Caution needs to be used before using the production function model described to project investment requirements. Any such projection requires a heroic set of assumptions. Quantitative results are therefore bounded by large ranges. Further work on various areas such as the experience from other countries on efficiency gains, the relative productivity of Eastern European countries, different definitions of capital stock and investment and different depreciation assumptions would likely improve application of the framework provided by the model. But the limits of any such further work should be emphasized. Given that the approach assumes the application of an EC production function in Eastern Europe and assumes efficiency parameters applicable to such a function, there is inevitably little firm economic grounding for either the initial value or the subsequent movement of these parameters. Further research will not eliminate a large element of conjecture.

The advantage of the production function model described is that it provides a framework for illustrating the importance of factors which determine future capital needs in Eastern Europe. In particular, it emphasizes the crucial role to be played by efficiency improvements in determining both future capital needs and the likelihood these will be met. Thus, if average EC efficiency levels can be achieved in 10 years, growth close to the targets postulated--around 12 1/2 percent per annum for the region as a whole--is potentially achievable with investment income ratios around 30-40 percent, cumulative investment of around US$2-3 trillion and a high real rate of return to capital. The initial starting position is of less importance. Assuming a low initial capital stock--an inherited capital stock worth little in western terms--with high starting general efficiency (g), investment needs would be lower as any given U.S. dollar investment would augment capital by a proportionately larger amount.
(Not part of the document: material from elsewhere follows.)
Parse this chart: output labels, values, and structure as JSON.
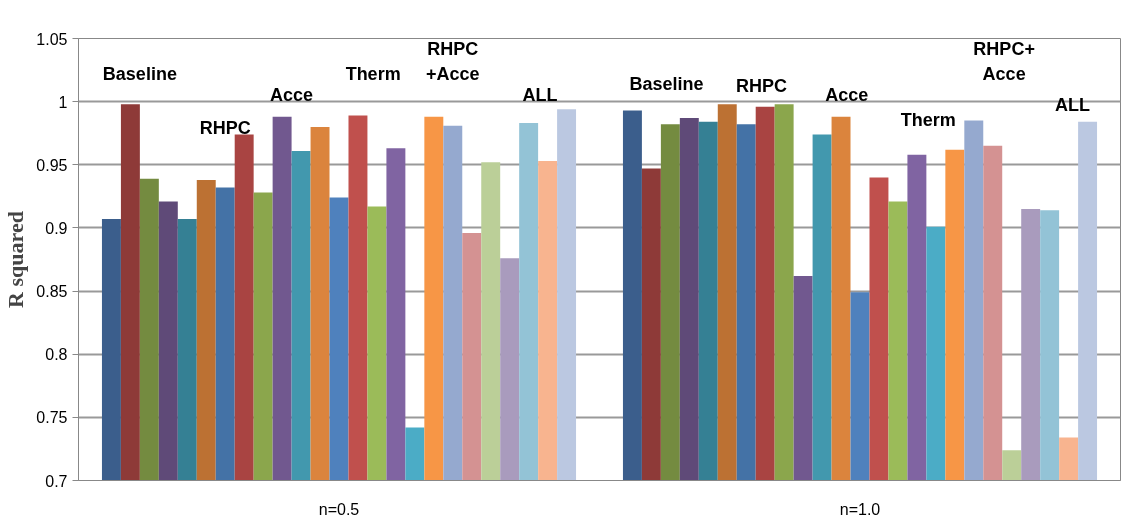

If this were the case--which evidence from east Germany could be interpreted to support--it would imply that high growth rates could be achieved with relatively low investment rates. Even in this case, however, efficiency improvements would play an important role in both generating growth and the rate of return required to attract the necessary investment. 1/ These efficiency gains could in turn be fostered by the import of western capital goods. Alternatively, a higher initial capital stock would imply, ceteribus paribus, larger investment needs and a greater role for improvements in general efficiency.

At first glance, the policy implications of the two assumptions about the starting position could differ. To achieve high growth, with a low initial capital stock, investment would appear the primary requirement while with a higher initial capital stock, improvements in efficiency would appear crucial. In practice, this distinction appears overdrawn. The prime policy requirement to improve efficiency and to promote investment is identical--namely the establishment of a flexible market-oriented economy. This requires the implementation of reform policies described in section 3 above. And, even with a relatively small initial capital stock, improvements in efficiency will play a key role in generating growth.

The policy implications of the framework described are the imperative to implement reforms such as liberalizing markets, establishing effective ownership and institution building in such areas as legal, statistical and accounting systems. These reform policies will both promote efficiency gains and investment. Direct foreign investment will no doubt play an important role in efficiency improvements. But even with rigorous reform policies, it is questionable whether the elimination of all current inefficiencies by 2002--particularly for the currently less efficient countries--is realistic. If, significant inefficiencies persist, the capital needs required to achieve the targets postulated would be much higher than the US$2-3 trillion mentioned above. It is doubtful whether, in such circumstances, these capital needs could be financed. It is also questionable whether rates of return would be sufficient to attract this level of investment. In the absence, therefore, of a near catch up to current EC levels of efficiency, the growth targets would appear unrealistic.